Je pense qu’il urge de nommer le cœur du problème de désertion du personnel et des élèves dans nos écoles publiques et de s’éloigner à tout prix des lieux communs proposant des remèdes miracles à courte vue. Ce n’est pas en faisant pleuvoir plus de millions sur le réseau de l’éducation publique qu’on y attirera et retiendra des enseignantes et enseignants passionnés par l’instruction, la transmission du savoir.

C’est en constatant qu’enseigner n’est plus possible dans les classes dites ordinaires ainsi que dans de plus en plus de classes à projets pédagogiques particuliers de nos écoles publiques que les étudiants désabusés lâchent la formation des maîtres avant terme, qu’un nouveau prof sur quatre quitte le métier avant sa cinquième année de pratique et que de plus en plus de profs d’expérience désertent prématurément avant l’obtention de leur pleine retraite. Pour solutionner le problème de pénurie, il faut parler d’enseignement.

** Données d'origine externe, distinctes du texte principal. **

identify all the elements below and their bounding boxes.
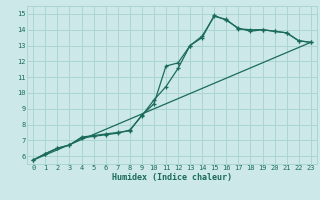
X-axis label: Humidex (Indice chaleur): Humidex (Indice chaleur) (112, 173, 232, 182)
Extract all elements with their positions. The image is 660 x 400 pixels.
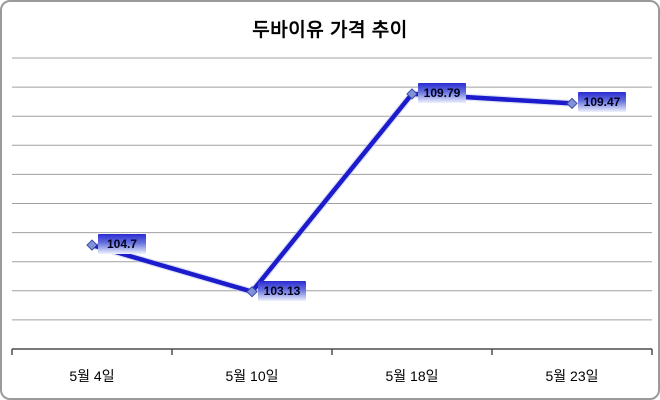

Il faut parler de tout ce qui fait en sorte que la classe ordinaire ne permet plus aux profs de faire ce pour quoi ils ont choisi ce métier : instruire.

La composition de la classe, la promotion automatique d’un niveau à l’autre sans les acquis, la sacro-sainte réussite éducative au moindre coût sont les angles morts du problème de pénurie.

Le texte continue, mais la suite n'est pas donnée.